Он попросил истопить ему баньку. Сквозь сон он слышал и стук, и молитву, но не надеялся на них. Марфа согласно закивала головой, намереваясь вместе с мужем попарить и внука. Тогда, может быть, и молитва быстрее поможет. Она угостила мальчиков, сушёными в печи парёнками, это разрезанный на дольки турнепс. Сначала кусочки турнепса плотные, постепенно размягчаясь, они наполняют рот тягучей сладостью.
– Ты не говори родителям, что искупался. А то мать тебя непременно выпорет. Тятька нет, он у тебя добрый, а мать строгая, вот так и выпорет.
Мишка облегчённо вздохнул, он, конечно, не скажет, только бы бабушка, дед да Петька не проболтались. Тятька у них и правда добрый, но и мать не злая. Иногда только шлёпнет рукой по мягкому месту, а ремнём не выпорет.
Ночной разговор
Купание для Мишки обошлось без последствий. Он попарился в бане у бабушки и не заболел. Телёнок уже сам пил молозиво из бутылочки. Первую неделю густое молоко детям не давали. Вечером снова поели тюри из лука с хлебом с квасом, мать добавила ещё варёной редьки, и рано легли спать. В господском доме комнаты освещались керосиновой лампой, а в деревне такую роскошь мог позволить себе только трактирщик Егор и мельник Федот, а в церкви горели свечи.

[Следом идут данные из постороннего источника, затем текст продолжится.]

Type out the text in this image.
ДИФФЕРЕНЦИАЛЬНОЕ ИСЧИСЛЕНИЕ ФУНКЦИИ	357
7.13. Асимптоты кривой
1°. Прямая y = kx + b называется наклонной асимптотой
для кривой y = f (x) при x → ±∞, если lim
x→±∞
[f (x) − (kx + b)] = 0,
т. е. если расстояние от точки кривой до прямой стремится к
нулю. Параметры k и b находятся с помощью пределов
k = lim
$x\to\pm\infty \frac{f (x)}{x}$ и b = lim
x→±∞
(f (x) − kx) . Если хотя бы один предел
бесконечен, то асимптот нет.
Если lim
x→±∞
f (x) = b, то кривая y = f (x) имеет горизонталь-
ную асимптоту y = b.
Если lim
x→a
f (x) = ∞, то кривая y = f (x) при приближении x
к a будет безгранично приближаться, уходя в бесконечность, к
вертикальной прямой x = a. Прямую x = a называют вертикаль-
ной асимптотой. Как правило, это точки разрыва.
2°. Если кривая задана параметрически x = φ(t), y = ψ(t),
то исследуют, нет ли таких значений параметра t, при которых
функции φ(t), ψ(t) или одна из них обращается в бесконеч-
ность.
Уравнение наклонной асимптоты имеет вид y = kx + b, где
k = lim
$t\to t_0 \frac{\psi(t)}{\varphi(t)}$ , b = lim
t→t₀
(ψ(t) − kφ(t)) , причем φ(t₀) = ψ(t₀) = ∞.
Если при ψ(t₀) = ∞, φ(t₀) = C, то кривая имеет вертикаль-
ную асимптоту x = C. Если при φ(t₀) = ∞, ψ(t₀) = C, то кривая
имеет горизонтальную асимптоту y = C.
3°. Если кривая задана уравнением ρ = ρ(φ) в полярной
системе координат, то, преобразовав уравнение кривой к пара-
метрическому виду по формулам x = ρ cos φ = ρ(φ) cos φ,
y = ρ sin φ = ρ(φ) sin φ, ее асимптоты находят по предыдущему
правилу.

Крестьяне по-прежнему пользовались лучиной, которую не нужно было покупать, знай только подставляй лохань с водой, да обламывай сгоревший кончик. Но сейчас наступили долгие светлые дни, и о лучине можно до осени забыть.
Дети уже улеглись спать, а мать с отцом задержались у окна, радуясь, что тёлочка должна давать много молока. Это по каким-то признакам определила Мария. Потом пошёл более грустный разговор. Ржаной муки осталось мало, до нового урожая не хватит. Она и так уже с месяц в тесто добавляет отруби, видимо, потом придётся добавлять сушёные клеверные головки, но не хотелось бы. Остался редьки и репы по кулю. Солёной капусты стоит кадушка, сушёных грибов и картошки немного. Овса осталось полкуля. Скотине хоть сена и соломы хватит, и то хорошо. А ржаной муки они у мельника брать не будут. У него один раз займёшь, то всю жизнь должен будешь.
– Весной в «морды», пока трава не выросла, должна рыба попасть. Корзины в базарный день попробую продать. Время к лету движется, корзины и пестери потребуются, в них грибы не мнутся.
– Да я у матери возьму два пуда ржаной муки, летом отработаем им, с покосом да с жатвой поможем. Можно бы и не держать им лошадь, да помещик тогда переведёт их на месячины, придётся тогда им все дни ходить на барщину и надел отберут. – Сокрушалась Мария.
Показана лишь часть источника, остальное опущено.